Steven Spielberg n'a pas fréquenté de grande école de cinéma comme Francis Ford Coppola, Brian De Palma, Martin Scorsese, George Lucas, John Milius, Oliver Stone... C'est en discutant avec De Palma ou Scorsese qu'il découvrira que le cinéma, jusque-là « merveilleux train électrique », selon la formule d'Orson Welles, peut aussi permettre d'exprimer une vision de la vie... Comme George Lucas avec la série des Star Wars, il renoue avec l'ère de l'entertainment, avec Walt Disney, Cecil B. DeMille, les cartoons de Chuck Jones, le fantastique et la science-fiction tels qu'on les pratiquait dans les années 1950. Nostalgiques de la machine à rêves et jeune public vont retrouver dans ses films, jusqu'à La Liste de Schindler (1993), la magie des contes de fées de leur enfance, tandis que le public cinéphile et une certaine critique, nourris de Godard, d'Antonioni, de Penn ou de Cassavetes, réagissent par un mépris et un ostracisme radicaux. Progressivement pourtant se construit un discours personnel qui met à mal l'enchantement et l'imagerie lénifiante des débuts.

L'esprit d'enfance

Si nombre de films du cinéaste s'inspirent des contes de fées, la carrière du réalisateur y ressemble beaucoup. Né le 18 décembre 1946 dans l'Ohio au sein d'une famille aisée, Steven Spielberg a été formé par une cinéphilie nouvelle. Il découvre pêle-mêle films, séries, shows ou téléfilms, à la télévision plus qu'en salles, sans autre guide que son plaisir immédiat : dessins animés, shows de Jerry Lewis et Dean Martin, séries (Twilight Zone). Il tourne des films d'amateur dès l'âge de douze ans et son premier court-métrage en 35 mm, Amblin', lui ouvre les portes de Universal Television. Mais c'est pour N.B.C. qu'il réalise, à vingt-deux ans, son premier film professionnel, Eyes, un épisode de la série Night Galery, avec Joan Crawford. Plus tard, il fréquentera davantage les techniciens et les cinéastes que les films eux-mêmes. Certes, peu à peu il se construit un panthéon personnel : Walt Disney, Stanley Kubrick, Alfred Hitchcock, David Lean... Après des épisodes de séries télévisées (The Psychiatrist, Amazing Stories ou le premier film de la série Colombo), Duel (1971), qui était au départ un téléfilm, remporte un gros succès international. Après l’échec commercial de The Sugarland Express (1974), Jaws (Les Dents de la mer, 1975) bat le record absolu des recettes, détenu depuis peu par Le Parrain (1972) et L'Exorciste (1973).

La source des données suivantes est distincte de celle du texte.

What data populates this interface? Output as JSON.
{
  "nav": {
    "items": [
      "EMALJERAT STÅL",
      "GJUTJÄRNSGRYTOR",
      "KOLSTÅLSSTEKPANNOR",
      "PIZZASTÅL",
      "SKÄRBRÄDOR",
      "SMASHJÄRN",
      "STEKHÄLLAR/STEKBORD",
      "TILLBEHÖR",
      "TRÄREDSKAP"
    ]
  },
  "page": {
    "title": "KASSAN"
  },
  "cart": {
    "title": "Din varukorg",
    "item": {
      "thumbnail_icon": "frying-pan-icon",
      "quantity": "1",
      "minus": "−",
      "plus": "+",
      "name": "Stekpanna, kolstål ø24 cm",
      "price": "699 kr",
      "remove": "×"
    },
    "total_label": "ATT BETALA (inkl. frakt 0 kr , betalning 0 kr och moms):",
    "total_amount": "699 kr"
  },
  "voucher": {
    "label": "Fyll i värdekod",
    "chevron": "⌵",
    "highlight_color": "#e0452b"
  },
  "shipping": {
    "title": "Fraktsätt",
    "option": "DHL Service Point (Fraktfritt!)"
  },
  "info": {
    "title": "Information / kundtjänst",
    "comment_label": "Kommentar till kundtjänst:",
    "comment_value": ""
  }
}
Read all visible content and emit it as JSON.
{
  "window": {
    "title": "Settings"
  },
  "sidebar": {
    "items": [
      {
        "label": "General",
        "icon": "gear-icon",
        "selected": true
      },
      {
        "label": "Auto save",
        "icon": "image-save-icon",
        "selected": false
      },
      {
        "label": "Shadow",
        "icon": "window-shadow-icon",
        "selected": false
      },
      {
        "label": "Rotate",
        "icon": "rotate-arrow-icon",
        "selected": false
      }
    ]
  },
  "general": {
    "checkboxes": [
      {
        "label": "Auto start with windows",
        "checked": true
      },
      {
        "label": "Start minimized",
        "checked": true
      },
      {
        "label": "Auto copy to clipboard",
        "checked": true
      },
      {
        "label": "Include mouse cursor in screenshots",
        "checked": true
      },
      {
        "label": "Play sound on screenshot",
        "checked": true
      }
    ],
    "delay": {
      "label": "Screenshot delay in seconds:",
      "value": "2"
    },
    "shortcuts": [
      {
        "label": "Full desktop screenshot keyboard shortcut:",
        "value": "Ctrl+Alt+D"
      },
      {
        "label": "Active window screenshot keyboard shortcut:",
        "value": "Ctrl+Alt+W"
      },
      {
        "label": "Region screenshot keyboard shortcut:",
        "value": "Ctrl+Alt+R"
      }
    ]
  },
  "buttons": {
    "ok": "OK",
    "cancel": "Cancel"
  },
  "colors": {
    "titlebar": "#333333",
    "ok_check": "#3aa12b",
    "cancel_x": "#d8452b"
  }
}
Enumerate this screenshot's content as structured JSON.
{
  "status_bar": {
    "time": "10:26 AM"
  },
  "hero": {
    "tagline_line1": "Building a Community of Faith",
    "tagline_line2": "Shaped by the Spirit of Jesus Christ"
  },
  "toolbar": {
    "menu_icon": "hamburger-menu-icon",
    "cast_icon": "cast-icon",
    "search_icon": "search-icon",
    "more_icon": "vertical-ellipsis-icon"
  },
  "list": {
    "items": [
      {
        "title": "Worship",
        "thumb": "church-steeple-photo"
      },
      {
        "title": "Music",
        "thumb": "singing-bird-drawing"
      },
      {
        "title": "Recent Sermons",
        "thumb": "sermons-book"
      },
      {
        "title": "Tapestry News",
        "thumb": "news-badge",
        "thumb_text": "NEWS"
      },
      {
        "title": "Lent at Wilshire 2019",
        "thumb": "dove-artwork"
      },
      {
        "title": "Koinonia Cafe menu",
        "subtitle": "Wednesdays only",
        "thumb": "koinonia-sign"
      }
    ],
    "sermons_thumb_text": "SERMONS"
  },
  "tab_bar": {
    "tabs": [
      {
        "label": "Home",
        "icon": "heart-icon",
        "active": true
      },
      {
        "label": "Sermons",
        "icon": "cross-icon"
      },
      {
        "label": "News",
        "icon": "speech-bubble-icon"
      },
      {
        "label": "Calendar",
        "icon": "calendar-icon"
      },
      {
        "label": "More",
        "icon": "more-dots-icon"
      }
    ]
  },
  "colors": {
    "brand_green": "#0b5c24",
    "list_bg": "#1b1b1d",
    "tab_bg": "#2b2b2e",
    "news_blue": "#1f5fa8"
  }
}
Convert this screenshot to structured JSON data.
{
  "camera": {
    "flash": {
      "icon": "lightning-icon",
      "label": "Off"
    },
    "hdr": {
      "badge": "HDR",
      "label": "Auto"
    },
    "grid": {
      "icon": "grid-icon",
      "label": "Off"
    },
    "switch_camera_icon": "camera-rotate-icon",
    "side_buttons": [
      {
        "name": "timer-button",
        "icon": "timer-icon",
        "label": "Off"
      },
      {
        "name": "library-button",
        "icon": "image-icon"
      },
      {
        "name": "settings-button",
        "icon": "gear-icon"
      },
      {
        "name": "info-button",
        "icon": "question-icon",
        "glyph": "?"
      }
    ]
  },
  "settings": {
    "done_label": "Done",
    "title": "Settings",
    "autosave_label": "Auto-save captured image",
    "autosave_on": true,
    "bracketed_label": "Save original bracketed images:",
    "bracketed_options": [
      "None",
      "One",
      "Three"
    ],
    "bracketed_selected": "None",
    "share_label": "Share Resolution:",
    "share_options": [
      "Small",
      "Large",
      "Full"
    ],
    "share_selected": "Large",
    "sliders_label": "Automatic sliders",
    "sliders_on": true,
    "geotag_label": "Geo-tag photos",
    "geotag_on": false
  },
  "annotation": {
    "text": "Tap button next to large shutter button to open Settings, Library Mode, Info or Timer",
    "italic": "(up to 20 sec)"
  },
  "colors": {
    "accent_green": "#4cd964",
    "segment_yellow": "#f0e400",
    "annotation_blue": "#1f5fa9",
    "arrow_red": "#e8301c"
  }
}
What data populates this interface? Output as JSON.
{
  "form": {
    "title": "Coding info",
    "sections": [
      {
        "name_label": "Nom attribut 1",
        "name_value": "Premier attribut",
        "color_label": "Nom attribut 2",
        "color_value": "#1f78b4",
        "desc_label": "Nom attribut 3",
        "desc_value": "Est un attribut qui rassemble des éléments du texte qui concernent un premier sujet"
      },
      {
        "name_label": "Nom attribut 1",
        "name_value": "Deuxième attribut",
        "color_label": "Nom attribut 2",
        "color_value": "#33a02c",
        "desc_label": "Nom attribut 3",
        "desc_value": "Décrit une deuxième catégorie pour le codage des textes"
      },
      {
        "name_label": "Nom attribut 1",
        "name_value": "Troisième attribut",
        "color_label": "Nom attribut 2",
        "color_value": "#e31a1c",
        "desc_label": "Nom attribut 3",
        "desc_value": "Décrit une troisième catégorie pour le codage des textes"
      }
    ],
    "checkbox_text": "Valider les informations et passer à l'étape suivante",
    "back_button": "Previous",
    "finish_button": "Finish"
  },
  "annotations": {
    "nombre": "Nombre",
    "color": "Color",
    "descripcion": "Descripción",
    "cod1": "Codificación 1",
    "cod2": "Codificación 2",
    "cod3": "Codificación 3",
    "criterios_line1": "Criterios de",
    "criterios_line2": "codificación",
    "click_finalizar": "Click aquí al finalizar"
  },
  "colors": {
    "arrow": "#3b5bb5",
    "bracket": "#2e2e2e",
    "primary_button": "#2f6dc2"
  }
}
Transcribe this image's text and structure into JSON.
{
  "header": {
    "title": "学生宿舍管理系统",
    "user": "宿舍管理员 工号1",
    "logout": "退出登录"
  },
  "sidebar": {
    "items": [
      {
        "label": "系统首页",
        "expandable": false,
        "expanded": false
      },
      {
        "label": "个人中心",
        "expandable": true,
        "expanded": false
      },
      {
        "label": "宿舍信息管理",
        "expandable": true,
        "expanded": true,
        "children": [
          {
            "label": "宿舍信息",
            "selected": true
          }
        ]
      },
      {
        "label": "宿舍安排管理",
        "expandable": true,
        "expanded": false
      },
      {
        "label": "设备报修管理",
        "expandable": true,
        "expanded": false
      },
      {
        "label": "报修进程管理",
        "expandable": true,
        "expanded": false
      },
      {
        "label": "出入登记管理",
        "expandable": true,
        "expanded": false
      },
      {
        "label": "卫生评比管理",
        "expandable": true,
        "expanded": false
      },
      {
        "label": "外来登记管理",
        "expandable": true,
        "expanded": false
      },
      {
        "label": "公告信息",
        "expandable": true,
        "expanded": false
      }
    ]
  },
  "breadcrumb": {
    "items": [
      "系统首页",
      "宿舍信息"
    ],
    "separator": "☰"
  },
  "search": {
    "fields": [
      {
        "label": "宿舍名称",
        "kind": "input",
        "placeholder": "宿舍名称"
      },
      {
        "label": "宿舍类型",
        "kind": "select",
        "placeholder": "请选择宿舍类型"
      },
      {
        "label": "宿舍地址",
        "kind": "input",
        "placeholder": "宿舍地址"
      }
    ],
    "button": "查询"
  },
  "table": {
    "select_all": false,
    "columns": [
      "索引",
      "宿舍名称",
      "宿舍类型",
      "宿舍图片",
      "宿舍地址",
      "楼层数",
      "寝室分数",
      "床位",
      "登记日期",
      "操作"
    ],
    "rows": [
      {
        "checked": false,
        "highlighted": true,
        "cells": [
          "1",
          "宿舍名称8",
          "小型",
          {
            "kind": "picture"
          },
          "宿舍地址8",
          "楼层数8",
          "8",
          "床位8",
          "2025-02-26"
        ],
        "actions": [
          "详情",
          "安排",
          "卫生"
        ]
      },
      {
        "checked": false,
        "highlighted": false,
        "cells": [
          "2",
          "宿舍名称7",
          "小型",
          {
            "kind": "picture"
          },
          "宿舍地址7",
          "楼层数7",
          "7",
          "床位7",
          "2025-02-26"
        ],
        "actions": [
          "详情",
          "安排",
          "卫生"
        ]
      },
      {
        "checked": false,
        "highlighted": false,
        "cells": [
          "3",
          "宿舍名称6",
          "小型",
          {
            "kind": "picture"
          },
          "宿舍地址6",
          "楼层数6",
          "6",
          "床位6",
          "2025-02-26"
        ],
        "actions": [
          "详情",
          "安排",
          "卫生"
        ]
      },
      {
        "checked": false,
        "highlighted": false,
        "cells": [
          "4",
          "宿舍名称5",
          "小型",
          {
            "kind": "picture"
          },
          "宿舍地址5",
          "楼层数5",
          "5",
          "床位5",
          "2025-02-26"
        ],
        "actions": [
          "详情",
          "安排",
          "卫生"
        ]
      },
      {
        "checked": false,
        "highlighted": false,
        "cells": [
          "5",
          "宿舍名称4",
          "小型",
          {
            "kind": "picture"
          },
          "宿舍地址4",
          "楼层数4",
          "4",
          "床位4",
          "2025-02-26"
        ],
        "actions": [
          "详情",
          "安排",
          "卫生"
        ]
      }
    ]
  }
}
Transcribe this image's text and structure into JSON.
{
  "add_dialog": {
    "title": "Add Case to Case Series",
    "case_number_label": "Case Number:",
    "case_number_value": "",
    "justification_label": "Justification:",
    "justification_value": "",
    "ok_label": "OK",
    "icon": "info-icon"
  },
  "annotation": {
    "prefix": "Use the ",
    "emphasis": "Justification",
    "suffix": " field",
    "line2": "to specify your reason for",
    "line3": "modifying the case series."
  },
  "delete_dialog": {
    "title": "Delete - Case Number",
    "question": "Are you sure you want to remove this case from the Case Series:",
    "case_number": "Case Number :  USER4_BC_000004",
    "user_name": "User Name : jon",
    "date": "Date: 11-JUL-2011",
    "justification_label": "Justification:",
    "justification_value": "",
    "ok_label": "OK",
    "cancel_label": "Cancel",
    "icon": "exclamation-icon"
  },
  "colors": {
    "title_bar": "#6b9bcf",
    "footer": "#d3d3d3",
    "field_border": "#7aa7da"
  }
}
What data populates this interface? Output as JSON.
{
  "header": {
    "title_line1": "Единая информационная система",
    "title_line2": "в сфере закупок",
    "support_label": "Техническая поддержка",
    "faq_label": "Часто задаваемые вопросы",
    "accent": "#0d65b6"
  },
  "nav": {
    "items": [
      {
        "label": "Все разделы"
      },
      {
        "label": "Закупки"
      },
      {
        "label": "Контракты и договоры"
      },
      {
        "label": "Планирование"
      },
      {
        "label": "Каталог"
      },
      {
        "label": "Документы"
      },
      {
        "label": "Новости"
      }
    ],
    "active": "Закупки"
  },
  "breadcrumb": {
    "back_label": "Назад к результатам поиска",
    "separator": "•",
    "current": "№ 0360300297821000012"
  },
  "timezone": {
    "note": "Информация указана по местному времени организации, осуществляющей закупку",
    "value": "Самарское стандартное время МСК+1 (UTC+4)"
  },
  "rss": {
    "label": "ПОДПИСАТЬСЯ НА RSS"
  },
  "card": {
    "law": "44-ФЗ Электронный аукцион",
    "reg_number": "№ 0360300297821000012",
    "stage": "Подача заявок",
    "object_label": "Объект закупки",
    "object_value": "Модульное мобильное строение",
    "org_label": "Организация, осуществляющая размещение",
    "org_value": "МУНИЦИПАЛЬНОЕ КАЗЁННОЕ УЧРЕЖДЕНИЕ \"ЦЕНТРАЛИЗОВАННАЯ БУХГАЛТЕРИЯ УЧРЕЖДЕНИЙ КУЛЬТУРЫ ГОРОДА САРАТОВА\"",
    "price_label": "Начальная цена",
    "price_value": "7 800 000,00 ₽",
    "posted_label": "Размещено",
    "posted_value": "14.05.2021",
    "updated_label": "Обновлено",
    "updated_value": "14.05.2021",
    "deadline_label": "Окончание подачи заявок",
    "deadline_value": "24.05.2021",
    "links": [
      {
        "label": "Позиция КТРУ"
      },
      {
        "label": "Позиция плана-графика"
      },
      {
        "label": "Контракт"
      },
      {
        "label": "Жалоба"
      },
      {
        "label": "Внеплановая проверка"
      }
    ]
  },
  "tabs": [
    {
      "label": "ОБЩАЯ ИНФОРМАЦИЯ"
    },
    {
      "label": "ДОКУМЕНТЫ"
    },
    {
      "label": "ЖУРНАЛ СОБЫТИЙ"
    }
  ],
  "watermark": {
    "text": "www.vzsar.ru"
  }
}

Les quelques échecs commerciaux seront vite oubliés au profit des réussites du producteur, sous l'égide d'Amblin Entertainment, puis de DreamWorks SKG : Retour vers le futur, Qui veut la peau de Roger Rabbit ?, Poltergeist, Gremlins 1 et 2, Chicken Run... La série Urgences, dit-il, lui a rapporté plus que tous ses autres films réunis ! Et il sait développer plus que tout autre une remarquable stratégie de marketing, avec les sequels des Aventuriers de l'arche perdue (1981) ou de Jurassic Park (1993), comme avec leurs produits dérivés : figurines d'Indiana Jones, E.T. et autres dinosaures... Il prend ainsi la suite de Disney, qu'il concurrence bientôt dans la conquête d'un public de jeunes adolescents.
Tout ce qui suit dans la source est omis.